Saturday, May 26, 2012

The Chris Mohan Memorial Forum



Today, Eileen Mohan in conjunction with Acting Together’s CURA Project put on a gang awareness forum at Queen Elizabeth Secondary in Surrey. Eileen was at the rally in Bear Creek Park where they released doves in memory of lost loved ones after her son was murdered. About six months ago I saw a dove outside my home and did a double take. What on earth is a dove doing in Surrey I thought. Then I wondered if it was one of the doves they set free a few years ago.

Eileen also put on a memorial mass for her son on his first birthday after the shooting. After that she helped out with a memorial golf tournament in conjunction with the Schellenberg famliy. Now she’s turning her focus directly on gang awareness forums which are desperately need in our communities for both parents and youth. With support from the City and corporate sponsors like CIBC and TD, this looks like a wonderful annual tradition. Dianne Watts was present at the beginning of the forum and helped kick it off showing the city’s endorsement and support of the event. Bruce Ralston was present as always.

Today’s panel consisted of Tom McCluskie from the Integrated Gang Task, Kim Bolan from the Vancouver Sun and Eileen Mohan herself, Surrey’s very own Mother Teresa. In fact some of Eileen’s comments about cherishing our children and finding time to love them reminded me of something Mother Teresa would say. As we know, Mother Teresa was an advocate for the poor. Yet when speaking to the wealthy West she talked about a different kind of poverty in North America. Not the want of bread but the want of validation, encouragement, of love.



Eileen said she hears parents complain about their children and have a whole list of criticisms about them. It makes her sad. She then asks the parent what does your child do that’s good? Surely there must be something. We need to focus on our children’s strengths.



This thought was reinforced in psychologist Roger Tweed’s object lesson with a stethoscope and an exercise stretcher. The stethoscope was symbolic of the fact that we need to find out the problem before we can fix it. The exercise machine was symbolic of how we need to focus on our strengths.



Dr Farhad Dastur, the Dean of Arts at Kwantlen did a wonderful job as the forum’s moderator.
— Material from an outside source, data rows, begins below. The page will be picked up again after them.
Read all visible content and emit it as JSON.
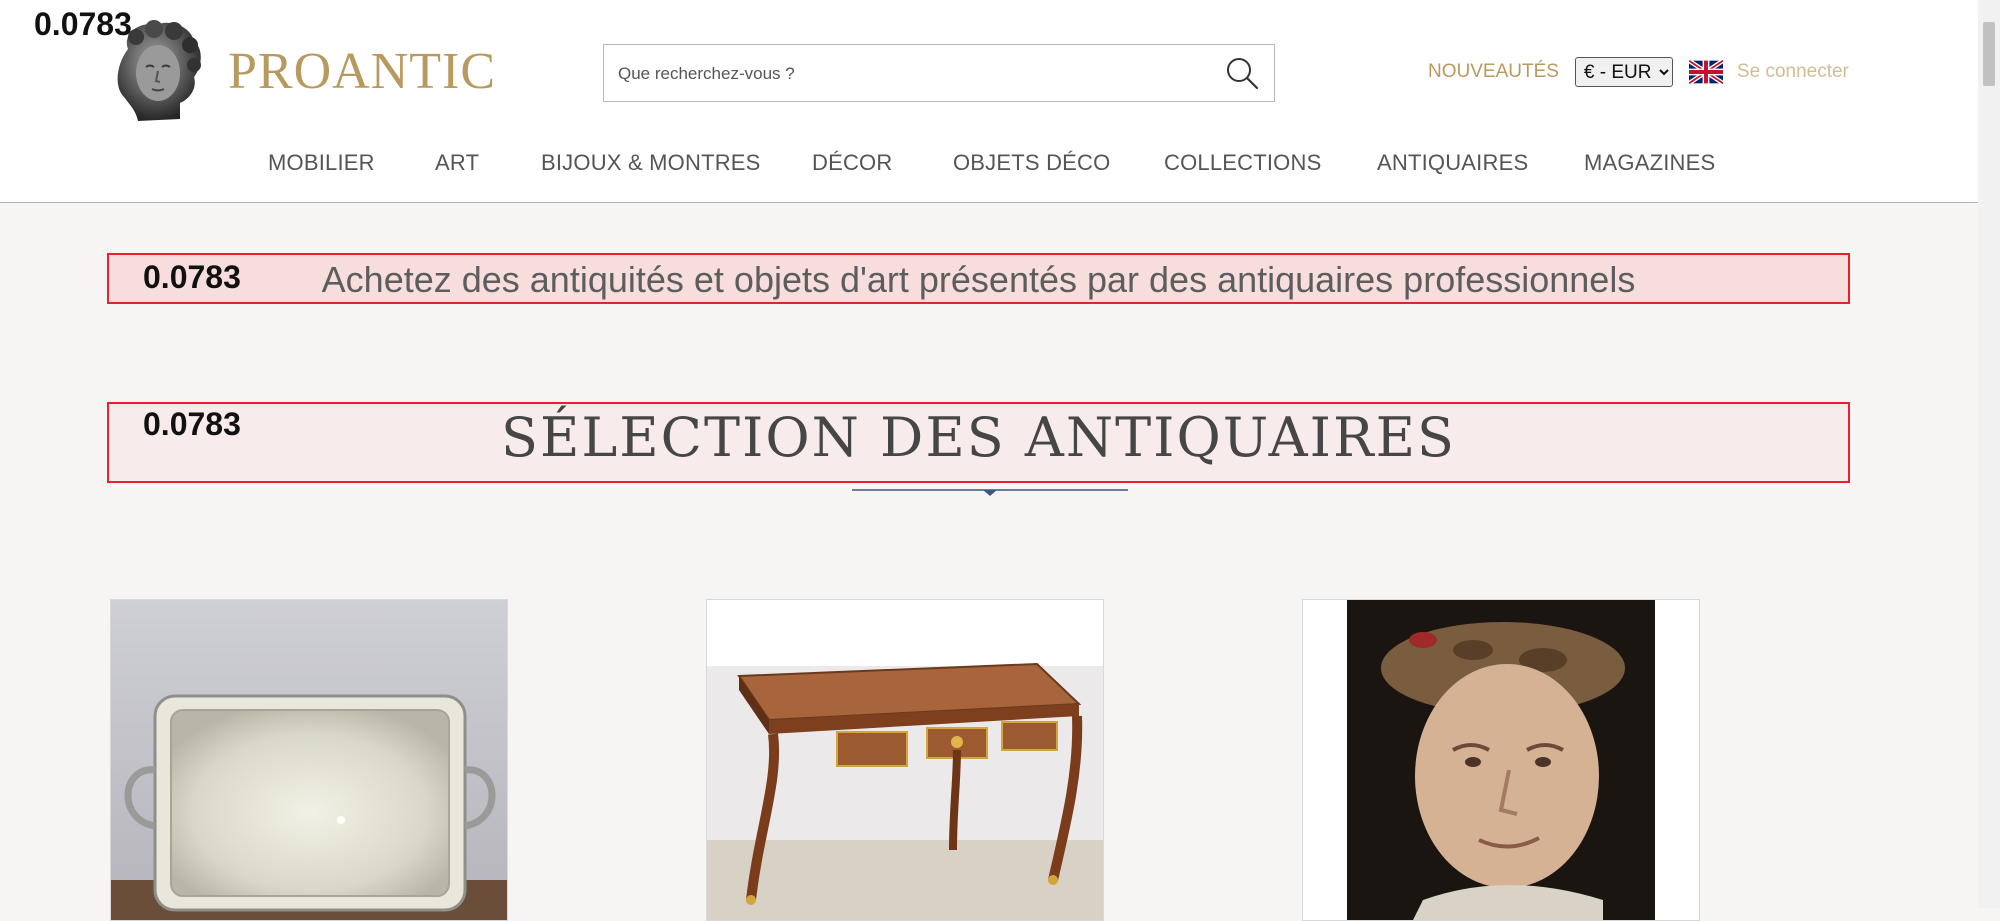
{
  "overlay": {
    "score": "0.0783"
  },
  "header": {
    "logo_text": "PROANTIC",
    "search": {
      "placeholder": "Que recherchez-vous ?",
      "value": ""
    },
    "nouveautes": "NOUVEAUTÉS",
    "currency": {
      "selected": "€ - EUR"
    },
    "language_icon": "uk-flag-icon",
    "login": "Se connecter"
  },
  "nav": {
    "items": [
      {
        "label": "MOBILIER"
      },
      {
        "label": "ART"
      },
      {
        "label": "BIJOUX & MONTRES"
      },
      {
        "label": "DÉCOR"
      },
      {
        "label": "OBJETS DÉCO"
      },
      {
        "label": "COLLECTIONS"
      },
      {
        "label": "ANTIQUAIRES"
      },
      {
        "label": "MAGAZINES"
      }
    ]
  },
  "main": {
    "tagline": "Achetez des antiquités et objets d'art présentés par des antiquaires professionnels",
    "section_title": "SÉLECTION DES ANTIQUAIRES",
    "products": [
      {
        "image": "silver-tray-image"
      },
      {
        "image": "louis-xv-desk-image"
      },
      {
        "image": "portrait-painting-image"
      }
    ]
  },
  "colors": {
    "brand_gold": "#b89a5e",
    "login_gold": "#d2bc93",
    "highlight_border": "#e8212c",
    "page_background": "#f7f5f4"
  }
}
Kim Bolan gave a stirring power point about how gang life really isn’t that glamorous and illustrated how much betrayal there is in that game. Bal Buttar once worker for Bindy Johal and had him killed. In turn Bal Buttar was killed by people who at one time worked for him. It’s a dog eat dog world fueled by greed.



Tom McCluskie spoke about some of the work and some of the challenges the Gang Task force does and faces in the Province. Here's his talk on Youtube. One parent asked an important question. If we suspect a kid is involved with gangs, where do we call? Who do we report that to?

Tom explained that the task forced used to use CrimeStoppers but now has it’s own numbers people can call that are posted on their web site. That is important information. The parent then asked if those new numbers and web sites are advertized in posters for parents and youth to see. Not yet was the response. Another good idea. I'm having a hard time finding the contact number on the web site but when I do, I will post it accordingly. They do have a contact form on the site.

A sincere youth from Mexico and living in Surrey for the past two years shared an experience he had with one of his friends who got involved with the gangs and was seriously beaten by them. He talked about his concern and fear for his friend and asked what educational support there is out there to help youth understand that gangs aren’t very glamorous. The response was, not much but they are working on it. Abbotsford has started doing some as has Prince George. This Memorial forum is exactly that.